What would others prefer ?


#6

I request a SketchUp viewer for Linux (Ubuntu)
Would also really like to have a Linux port of the SketchUp application!


#7

As the title says.

Carlos


#8

A frequently asked question, but Trimble never reveals their product plans ahead of release…


#9

As a roboticist and a researcher, I lay witness to a large market share left on the table. People who use open source operating systems out of necessity have been hunting for powerful and intuitive 3D design software for a long time. I think we all know the importance of being first to enter a market, and how getting a late start can be detrimental in the long term. I really enjoy using SketchUp, but I hope the devs will provide a native solution before some other competitor does, as tools such as wine only go so far.


#10

If you give us a Linux version it should be generic so everyone who knows Linux can install from scratch. Otherwise you are going to have at least 3 versions. Red hat, Debian or Slackware . Almost all versions of Linux is based on one of these three. I think all others are built from scratch in one form or another.


#11

And there will be at least three people that don’t want it to be generic (as a bunch of tar-zipped files), but intuitive to install via a one-click installer and with shiny icon etc.

That means one cannot generically target “Linux” (which is a kernel used in tiny things, mobiles, etc., servers, big clouds), but one has at least to decide for a package format or one specific reference desktop operating system.

As an example, Valve also lists only one reference (linux based) operating system.
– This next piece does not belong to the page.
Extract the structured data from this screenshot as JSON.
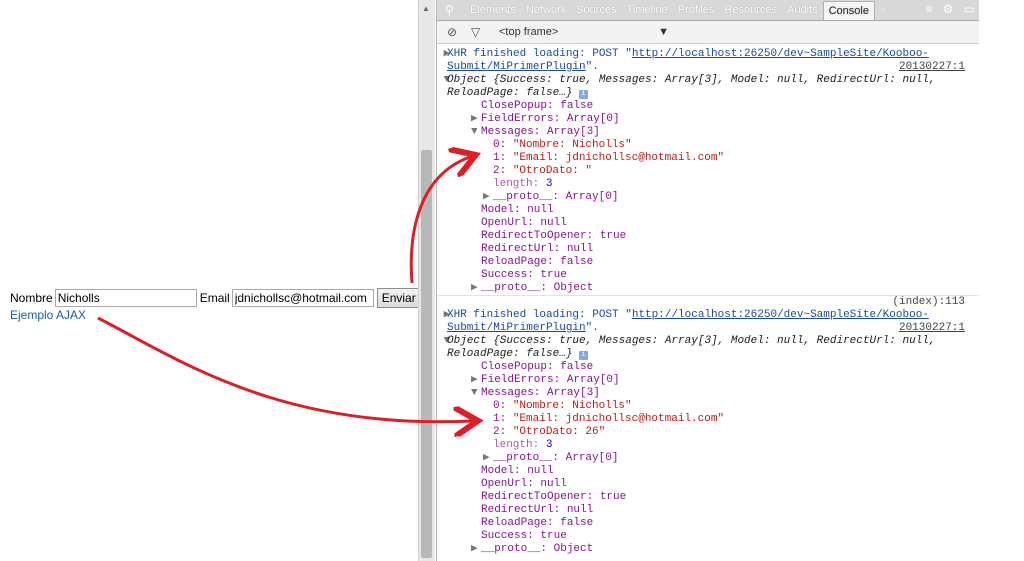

This serves already the vast majority of the market, but they are open enough to allow from-scratchers to adopt the package to there system of choice, via various wiki instructions.

Just recently Valve has started to promote of all things Blender in their developer tools market. Not sure what their plans are. On the other side, SketchUp has managed to survive with strong competitors next door, even without being perfect.


#12

Autocad on a 286? Had to use the old math co-processor eh?.. been there.


#14

Yea along with autoexec.bat, config.sys and ini file stuff.
.


#15

Market share is the issue. I wonder when the 27% still on XP and the 58% on 7 decide what OS is next will they move to Windows 10 or go elsewhere?
It will be interesting to see if the typical computer user even stays with Windows or due to tablets and Android move in that direction. Most folks don’t need Windows they just don’t know it. It will also be interesting to see how the business community receives Windows 10, hopefully it won’t be déjà vu all over again.
After supporting Microsoft since the beginning … early DOS, the thing I find most refreshing about Linux over other desktop OS’s is the many choices you have in look and operation instead of assuming the one size fits all approach of Windows. But I’m with you, openSUSE and Xubuntu my two favorites


#16

Pssst, he really loves Linux! :grin: [and tracks every poster]


#18
[offtopic…] Hm, isn't it time to speak clear words? Nobody has questioned or denied you your tools, nor expressed superiority or refused understanding of others people's choices. But as a frequent forum member I would care when posts don't improve the discussion(s), topics don't matter/concern to posters, arguments are more dismissive than positively convincing, or statements are more influential than objective. I hope this is not the case, and we can keep it like that.

#20

I’d be very interested in a linux version of sketchup.


#21

Yes! I would welcome a Linux port of SketchUp - specifically for Ubuntu 14.04 (64 bit).


#22

As an FYI:

Check out our Knowledge Center article about this here.

A Linux version of SketchUp isn’t available at this time. However, you may be interested to see how others have had success running SketchUp on Linux using Wine.

Also thanks to @catamountain for some information on her website here.


#23

Thanks Alex, but the real credit for the Linux Sage page goes to @Aerilius as he’s the Linux guru around here. I figured he was tired of rewriting the same stuff over and over again and thought this topic deserved a home.


#24

My preference would be for an Opensuse rpm, but if it will run on Opensuse, I don’t care how you do it. Seems strange to me that Google would pick up Linux for Android and then fail to implement that expertise in other Linux distros.